A meta-analysis by Lee et al suggests that PCI using a DES is safe in this patient population and could represent a good alternative to CABG in selected cases.  At 1-year follow-up in 2905 patients from eight clinical studies, no significant difference was noted in risk of death, MI, or stroke between the CABG and PCI groups, though the risk for target vessel revascularization was significantly lower in the CABG group.
Similarly, in 5-year results from the MAIN-COMPARE (Revascularization for Unprotected Left Main Coronary Artery Stenosis: Comparison of Percutaneous Coronary Angioplasty Versus Surgical Revascularization) registry, stenting and CABG showed similar rates of death and of the composite endpoint of death, Q-wave MI, or stroke in patients with unprotected left main CAD. Rates of target vessel revascularization were higher with stenting, however. 
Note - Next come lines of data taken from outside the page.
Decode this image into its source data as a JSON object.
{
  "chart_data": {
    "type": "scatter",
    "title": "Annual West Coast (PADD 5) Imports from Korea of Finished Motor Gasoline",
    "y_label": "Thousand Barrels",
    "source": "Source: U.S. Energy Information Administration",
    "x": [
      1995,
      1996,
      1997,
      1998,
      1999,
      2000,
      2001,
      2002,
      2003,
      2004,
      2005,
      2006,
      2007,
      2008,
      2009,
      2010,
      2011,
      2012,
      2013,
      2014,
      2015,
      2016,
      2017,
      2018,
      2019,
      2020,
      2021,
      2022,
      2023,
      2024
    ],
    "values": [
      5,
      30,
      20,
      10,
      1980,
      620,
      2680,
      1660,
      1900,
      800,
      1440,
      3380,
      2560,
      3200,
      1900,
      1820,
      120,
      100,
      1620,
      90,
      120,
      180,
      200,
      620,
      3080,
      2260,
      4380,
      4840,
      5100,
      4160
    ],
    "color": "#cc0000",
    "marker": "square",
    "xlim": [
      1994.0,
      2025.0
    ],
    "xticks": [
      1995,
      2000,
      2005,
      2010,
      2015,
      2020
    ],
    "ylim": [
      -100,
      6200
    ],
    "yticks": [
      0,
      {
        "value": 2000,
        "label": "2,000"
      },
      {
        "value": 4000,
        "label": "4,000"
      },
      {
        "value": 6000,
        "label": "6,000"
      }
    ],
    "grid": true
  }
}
Comparisons of current medical therapy, catheter intervention, and bypass surgery show that patients whose disease is well controlled by medical therapy do not gain a survival benefit from PCI or CABG and that those whose disease is not adequately controlled by optimal medical therapy have similar outcomes regardless of whether they undergo PCI or CABG.
An early invasive strategy is recommended for those patients who have refractory angina or hemodynamic or electrical instability or acute presentation and elevated risk for clinical events, preferably via quick access to a 24/7 intervention service. 
Enrollment is under way for several large randomized trials comparing CABG and DESs.